The Family at Misrule
- Author: Ethel Turner
- Language: English
- Genre: Fiction
- Publisher: Ward, Lock & Co.
- Publication date: 25 October 1895
- Publication place: Australia
- Media type: Print
- Pages: 282 pp
- Preceded by: Seven Little Australians
- Followed by: Story of a Baby

= The Family at Misrule =

Novel by Australian writer Ethel Turner

The Family at Misrule (1895) is a novel for children by Australian writer Ethel Turner. It is a sequel to the author's 1894 novel Seven Little Australians. The novel was originally published in the UK by Ward, Lock & Co. in 1895.

==Abstract==
Five years on from the events of Seven Little Australians and Bunty runs off, accused of theft. His family believes he has headed for America but he stays around Sydney where he is later recognised by a sister and returned to the family fold. Nellie attends a dinner party and returns with scarlet fever.

==Publishing history==
Following the book's initial publication by Ward, Lock & Co. in 1895 it was subsequently reprinted five times by the same publisher between 1895 and 1900 and then re-published as follows:

- David McKay, 1910, USA
- Ward, Lock & Co., 1949, UK
- Angus and Robertson, 1989, Australia

along with various paperback editions.

==Critical reception==
A reviewer writing in Table Talk noted of the novel: "This work will add considerably to Miss Turner's well deserved and widely growing reputation and will gain for her a large circle of sympathetic readers who are ready at all times to welcome a writer whose style is simple and natural and free from the unhealthy tone pervading modern introspective and
problematical fiction...Descriptive power, humour and pathos are the three chief characteristics of Miss Turner's writing, and extracts innumerable might be quoted in illustration of each quality."

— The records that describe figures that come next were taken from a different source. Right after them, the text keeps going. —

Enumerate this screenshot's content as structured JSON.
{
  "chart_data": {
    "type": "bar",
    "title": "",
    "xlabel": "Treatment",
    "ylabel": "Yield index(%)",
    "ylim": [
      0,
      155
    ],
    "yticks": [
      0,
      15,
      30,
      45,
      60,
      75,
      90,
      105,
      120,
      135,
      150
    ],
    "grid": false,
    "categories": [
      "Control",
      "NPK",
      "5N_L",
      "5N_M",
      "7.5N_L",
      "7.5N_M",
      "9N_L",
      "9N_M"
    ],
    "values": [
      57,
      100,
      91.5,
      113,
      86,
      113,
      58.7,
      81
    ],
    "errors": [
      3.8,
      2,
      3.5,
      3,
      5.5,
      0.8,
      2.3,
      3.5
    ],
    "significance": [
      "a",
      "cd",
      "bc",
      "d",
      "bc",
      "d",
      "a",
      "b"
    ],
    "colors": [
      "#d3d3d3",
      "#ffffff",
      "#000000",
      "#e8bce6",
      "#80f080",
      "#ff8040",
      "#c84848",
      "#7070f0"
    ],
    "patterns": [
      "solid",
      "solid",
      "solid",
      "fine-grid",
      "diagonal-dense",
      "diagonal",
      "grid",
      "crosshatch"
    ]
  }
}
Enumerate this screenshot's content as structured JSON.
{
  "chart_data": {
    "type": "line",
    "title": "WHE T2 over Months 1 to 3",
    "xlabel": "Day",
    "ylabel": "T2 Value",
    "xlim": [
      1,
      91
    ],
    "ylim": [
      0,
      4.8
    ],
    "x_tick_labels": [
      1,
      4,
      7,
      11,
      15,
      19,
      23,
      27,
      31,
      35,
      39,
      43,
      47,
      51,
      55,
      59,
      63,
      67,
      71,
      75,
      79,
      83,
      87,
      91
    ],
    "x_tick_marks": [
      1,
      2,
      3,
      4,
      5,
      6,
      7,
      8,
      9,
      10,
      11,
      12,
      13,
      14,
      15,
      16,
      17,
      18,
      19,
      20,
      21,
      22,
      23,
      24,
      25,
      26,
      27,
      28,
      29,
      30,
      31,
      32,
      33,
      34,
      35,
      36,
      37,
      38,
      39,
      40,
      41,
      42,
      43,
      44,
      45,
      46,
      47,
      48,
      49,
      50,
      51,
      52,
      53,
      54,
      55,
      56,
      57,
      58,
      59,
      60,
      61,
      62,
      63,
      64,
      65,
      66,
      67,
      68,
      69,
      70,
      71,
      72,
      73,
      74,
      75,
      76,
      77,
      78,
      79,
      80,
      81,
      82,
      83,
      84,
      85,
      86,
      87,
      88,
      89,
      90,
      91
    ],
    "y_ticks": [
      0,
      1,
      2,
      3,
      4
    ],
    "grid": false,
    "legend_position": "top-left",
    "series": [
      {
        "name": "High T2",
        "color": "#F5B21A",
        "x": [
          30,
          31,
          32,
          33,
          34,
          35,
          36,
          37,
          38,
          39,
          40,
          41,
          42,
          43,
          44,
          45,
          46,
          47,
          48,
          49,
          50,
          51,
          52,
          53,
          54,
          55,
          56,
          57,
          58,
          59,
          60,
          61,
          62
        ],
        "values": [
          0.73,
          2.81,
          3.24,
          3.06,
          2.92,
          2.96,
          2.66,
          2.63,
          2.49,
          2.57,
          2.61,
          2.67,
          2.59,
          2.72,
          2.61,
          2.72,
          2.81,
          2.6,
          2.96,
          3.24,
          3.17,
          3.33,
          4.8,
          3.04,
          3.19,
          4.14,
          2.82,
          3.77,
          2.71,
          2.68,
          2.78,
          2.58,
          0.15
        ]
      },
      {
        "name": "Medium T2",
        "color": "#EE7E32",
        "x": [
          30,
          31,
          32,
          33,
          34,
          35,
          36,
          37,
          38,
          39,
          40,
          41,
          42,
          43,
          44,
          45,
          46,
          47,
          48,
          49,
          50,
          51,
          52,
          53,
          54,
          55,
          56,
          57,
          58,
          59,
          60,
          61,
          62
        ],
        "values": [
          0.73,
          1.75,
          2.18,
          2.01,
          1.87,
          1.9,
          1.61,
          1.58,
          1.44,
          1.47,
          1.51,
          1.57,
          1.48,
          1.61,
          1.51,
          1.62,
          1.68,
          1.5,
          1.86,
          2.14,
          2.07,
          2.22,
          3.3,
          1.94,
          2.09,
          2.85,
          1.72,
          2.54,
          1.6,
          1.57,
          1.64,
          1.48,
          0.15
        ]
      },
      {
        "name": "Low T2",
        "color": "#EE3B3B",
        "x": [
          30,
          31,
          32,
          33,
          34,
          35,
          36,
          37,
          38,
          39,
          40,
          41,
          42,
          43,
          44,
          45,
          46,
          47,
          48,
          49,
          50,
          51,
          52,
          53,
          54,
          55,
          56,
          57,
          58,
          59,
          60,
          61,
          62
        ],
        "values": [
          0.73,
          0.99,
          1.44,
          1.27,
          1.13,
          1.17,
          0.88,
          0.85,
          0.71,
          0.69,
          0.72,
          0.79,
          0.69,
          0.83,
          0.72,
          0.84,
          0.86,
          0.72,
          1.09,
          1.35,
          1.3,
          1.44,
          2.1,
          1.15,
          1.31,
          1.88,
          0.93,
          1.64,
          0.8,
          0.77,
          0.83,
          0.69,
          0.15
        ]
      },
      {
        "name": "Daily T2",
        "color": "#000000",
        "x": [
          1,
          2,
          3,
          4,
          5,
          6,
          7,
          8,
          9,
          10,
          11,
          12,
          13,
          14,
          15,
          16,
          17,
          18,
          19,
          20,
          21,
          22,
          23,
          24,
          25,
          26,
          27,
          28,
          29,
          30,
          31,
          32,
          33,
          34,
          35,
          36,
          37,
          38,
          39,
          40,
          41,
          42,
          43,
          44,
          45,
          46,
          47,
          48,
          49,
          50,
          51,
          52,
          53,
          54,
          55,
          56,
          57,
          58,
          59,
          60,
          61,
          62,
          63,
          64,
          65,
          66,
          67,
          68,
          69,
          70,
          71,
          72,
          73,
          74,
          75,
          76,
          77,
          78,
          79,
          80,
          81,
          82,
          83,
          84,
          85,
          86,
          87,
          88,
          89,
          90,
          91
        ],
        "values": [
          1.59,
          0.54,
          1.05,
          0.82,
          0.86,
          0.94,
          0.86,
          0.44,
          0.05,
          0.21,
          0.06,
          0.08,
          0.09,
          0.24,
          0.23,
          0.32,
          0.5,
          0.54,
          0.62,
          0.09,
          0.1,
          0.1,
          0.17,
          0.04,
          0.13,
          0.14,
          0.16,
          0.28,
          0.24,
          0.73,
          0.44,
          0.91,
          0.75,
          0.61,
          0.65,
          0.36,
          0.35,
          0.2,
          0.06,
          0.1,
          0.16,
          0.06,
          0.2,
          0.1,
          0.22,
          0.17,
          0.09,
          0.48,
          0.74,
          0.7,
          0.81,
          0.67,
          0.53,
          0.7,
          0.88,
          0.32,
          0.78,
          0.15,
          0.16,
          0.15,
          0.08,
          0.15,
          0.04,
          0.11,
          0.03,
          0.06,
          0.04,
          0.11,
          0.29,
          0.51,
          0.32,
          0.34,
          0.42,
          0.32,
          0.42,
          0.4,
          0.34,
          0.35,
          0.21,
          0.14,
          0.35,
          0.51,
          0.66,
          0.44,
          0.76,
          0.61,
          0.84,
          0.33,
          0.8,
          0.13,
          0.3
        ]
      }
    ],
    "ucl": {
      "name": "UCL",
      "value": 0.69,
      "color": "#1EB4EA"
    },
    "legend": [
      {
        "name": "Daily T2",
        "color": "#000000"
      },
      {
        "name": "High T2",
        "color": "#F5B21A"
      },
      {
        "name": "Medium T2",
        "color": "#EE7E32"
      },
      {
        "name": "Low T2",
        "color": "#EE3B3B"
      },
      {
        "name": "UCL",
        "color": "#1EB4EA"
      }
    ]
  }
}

A reviewer in The Sydney Morning Herald wrote that while the novel was rather restricted by being a sequel: "The Family at Misrule is a story without preachiness, but healthy throughout, and the few discordant notes will not be noticed by the circle of young readers who will be not its only, but perhaps its most loyal, audience."

==Notes==
- A writer in The Traralgon Record in 1895 noted that the original proposed title for the book was Growing Up, but as this was already in use the new title of The Family at Misrule was chosen instead.
- A column in The Australian Town and Country Journal in 1896 states that the book, along with the author's earlier Seven Little Australians had been translated into Dutch, but no record of this edition has yet been discovered.